接到你的信,知道你修持严密,非常欣慰。五十多岁的人,再加上事务繁多,只好专修净土。如果泛泛然研究,或恐经论不能大通,而修行净土反倒变成次要的事了。
你所问的:性、心、意三者的分别。心,大多是就“体”来说的。意,就是意念和思虑,这是心的“用”。性,是指心体当中不变动的部分而言。如果宽泛的说来,心、性可以相互通称,而意则必定是指我们的意念和思虑而已。
然而心有真心,有妄心。前面所说就“体”而言的,是指真心。妄心也属于意念思虑,是指心体上的妄念。
藏、通、别、圆四教,是如来随顺众生根机,分别为之演说的相契合的法门。首先有了这些义理,后来智者大师依据这些义理而确立了四教的名目。
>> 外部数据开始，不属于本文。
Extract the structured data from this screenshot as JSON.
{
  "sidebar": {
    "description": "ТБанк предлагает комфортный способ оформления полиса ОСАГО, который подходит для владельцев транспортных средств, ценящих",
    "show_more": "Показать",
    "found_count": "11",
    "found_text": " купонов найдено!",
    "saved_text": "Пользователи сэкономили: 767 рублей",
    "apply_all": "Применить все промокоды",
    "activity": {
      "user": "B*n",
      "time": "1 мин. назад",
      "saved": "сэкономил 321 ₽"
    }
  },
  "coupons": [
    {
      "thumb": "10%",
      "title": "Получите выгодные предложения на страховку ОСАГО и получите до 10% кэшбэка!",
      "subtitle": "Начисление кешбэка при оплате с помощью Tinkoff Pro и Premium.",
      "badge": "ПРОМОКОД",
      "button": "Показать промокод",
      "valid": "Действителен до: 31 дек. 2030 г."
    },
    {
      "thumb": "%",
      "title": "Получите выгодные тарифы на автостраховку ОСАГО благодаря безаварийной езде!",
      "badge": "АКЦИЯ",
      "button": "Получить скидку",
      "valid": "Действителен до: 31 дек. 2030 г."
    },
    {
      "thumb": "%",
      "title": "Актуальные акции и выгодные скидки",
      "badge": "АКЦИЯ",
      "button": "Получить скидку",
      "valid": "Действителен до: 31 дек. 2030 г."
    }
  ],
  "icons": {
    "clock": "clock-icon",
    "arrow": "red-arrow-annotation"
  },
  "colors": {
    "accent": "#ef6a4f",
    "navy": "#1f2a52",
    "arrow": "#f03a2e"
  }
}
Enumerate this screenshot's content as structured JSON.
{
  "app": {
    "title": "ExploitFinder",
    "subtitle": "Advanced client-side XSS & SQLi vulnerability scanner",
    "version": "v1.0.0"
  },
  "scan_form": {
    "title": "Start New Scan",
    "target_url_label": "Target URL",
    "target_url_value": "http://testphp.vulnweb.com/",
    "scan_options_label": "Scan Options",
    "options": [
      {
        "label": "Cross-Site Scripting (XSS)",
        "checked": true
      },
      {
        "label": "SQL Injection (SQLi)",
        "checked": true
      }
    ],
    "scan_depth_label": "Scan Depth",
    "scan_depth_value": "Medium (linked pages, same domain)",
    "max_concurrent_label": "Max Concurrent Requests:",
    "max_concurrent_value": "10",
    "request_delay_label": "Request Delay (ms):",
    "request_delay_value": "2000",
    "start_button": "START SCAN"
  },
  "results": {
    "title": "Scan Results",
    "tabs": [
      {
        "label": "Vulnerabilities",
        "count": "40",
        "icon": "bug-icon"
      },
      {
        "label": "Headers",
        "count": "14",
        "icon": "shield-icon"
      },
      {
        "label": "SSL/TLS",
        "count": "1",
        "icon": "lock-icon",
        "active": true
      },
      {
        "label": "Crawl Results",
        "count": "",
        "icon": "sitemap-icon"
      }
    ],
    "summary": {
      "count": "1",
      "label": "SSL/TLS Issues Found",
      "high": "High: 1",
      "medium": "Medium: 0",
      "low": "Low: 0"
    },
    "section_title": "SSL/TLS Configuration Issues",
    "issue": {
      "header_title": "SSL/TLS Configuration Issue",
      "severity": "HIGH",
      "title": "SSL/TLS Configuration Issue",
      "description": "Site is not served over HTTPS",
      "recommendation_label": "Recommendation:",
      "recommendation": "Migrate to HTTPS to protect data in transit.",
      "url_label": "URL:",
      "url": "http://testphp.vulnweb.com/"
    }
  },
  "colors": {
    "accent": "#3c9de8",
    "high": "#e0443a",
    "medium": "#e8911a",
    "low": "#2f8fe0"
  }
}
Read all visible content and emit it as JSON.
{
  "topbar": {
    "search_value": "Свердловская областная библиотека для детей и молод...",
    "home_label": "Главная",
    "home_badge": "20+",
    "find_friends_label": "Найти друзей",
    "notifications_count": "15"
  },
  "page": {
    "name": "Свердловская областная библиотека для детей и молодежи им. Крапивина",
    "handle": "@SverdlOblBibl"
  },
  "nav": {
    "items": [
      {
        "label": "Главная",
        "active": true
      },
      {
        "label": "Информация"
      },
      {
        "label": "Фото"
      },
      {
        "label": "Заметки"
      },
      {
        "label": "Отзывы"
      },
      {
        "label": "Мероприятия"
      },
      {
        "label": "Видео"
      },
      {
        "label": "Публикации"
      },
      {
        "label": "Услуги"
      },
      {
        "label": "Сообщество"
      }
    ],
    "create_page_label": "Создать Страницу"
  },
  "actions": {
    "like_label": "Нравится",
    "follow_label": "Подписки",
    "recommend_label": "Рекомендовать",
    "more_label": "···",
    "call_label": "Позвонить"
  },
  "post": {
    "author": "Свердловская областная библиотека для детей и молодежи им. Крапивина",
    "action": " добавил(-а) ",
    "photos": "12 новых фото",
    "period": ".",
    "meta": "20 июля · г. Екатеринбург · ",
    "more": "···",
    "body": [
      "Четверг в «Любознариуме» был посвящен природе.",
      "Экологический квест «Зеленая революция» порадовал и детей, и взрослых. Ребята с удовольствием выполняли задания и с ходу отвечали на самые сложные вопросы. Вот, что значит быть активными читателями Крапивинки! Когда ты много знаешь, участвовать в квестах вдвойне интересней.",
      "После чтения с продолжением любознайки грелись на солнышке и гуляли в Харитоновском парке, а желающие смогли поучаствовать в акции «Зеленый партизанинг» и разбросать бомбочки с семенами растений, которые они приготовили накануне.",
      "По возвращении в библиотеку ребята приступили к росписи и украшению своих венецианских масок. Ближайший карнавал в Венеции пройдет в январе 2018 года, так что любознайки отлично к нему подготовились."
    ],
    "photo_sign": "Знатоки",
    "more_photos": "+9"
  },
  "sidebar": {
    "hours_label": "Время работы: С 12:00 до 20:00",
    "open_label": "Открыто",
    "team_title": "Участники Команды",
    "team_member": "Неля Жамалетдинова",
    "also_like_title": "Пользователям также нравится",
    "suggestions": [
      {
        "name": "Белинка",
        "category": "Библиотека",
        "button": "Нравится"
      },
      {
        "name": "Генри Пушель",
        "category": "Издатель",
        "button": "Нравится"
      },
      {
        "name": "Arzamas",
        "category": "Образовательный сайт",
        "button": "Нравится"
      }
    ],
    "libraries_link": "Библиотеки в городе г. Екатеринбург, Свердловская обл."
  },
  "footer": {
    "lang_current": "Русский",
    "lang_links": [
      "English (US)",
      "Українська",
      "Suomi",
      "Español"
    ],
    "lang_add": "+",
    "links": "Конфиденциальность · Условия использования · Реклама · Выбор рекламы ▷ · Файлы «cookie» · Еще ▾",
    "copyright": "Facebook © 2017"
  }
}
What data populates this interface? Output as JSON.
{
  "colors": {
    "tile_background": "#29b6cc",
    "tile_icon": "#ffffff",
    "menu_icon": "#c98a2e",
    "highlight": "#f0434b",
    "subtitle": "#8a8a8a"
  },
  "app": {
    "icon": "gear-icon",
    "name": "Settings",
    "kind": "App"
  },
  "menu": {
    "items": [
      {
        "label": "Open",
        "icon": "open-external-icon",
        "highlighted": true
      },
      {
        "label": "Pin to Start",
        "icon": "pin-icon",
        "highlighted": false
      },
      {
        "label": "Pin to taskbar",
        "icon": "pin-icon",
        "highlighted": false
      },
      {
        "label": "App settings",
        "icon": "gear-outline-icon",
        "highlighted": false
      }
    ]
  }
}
藏教:为小乘根性,演说(小乘)经律论三藏,所以名为藏教。大乘佛法也有经律论三藏,而此处是单指小乘来说的。
通教:是大乘初门,因为众生根机不同,钝根则通前面的藏教,利根则通后面的别教、圆教,所以名为通教。
别,是各别的意思。这一教中唯独是菩萨法,所有的教,理,智,断,行,位,因,果,一一各自有别,未能像圆教那样圆融互摄,所以名为别教。
圆:圆满,圆融。因为法法圆融,法法圆具,所以名为圆教。此圆教是最上乘佛法,是佛以自己所证所悟之理,为一切大根菩萨所说的教法。
你应当去看看《教观纲宗》,自然知道其中的旨义,如果想要用笔墨叙说,不但太费力,而且不如看《教观纲宗》有收获。
末法时代的众生,根机浅薄,想要从教理禅宗,得到真实利益,很难很难。唯有净土法门,方可作为依靠。试观显荫法师的死,结果远远不如愚夫愚妇。显荫法师对佛法的知见,不是愚夫愚妇所能企望达到的,而愚夫愚妇所得的果报,却又不是显荫法师所能企望得到的。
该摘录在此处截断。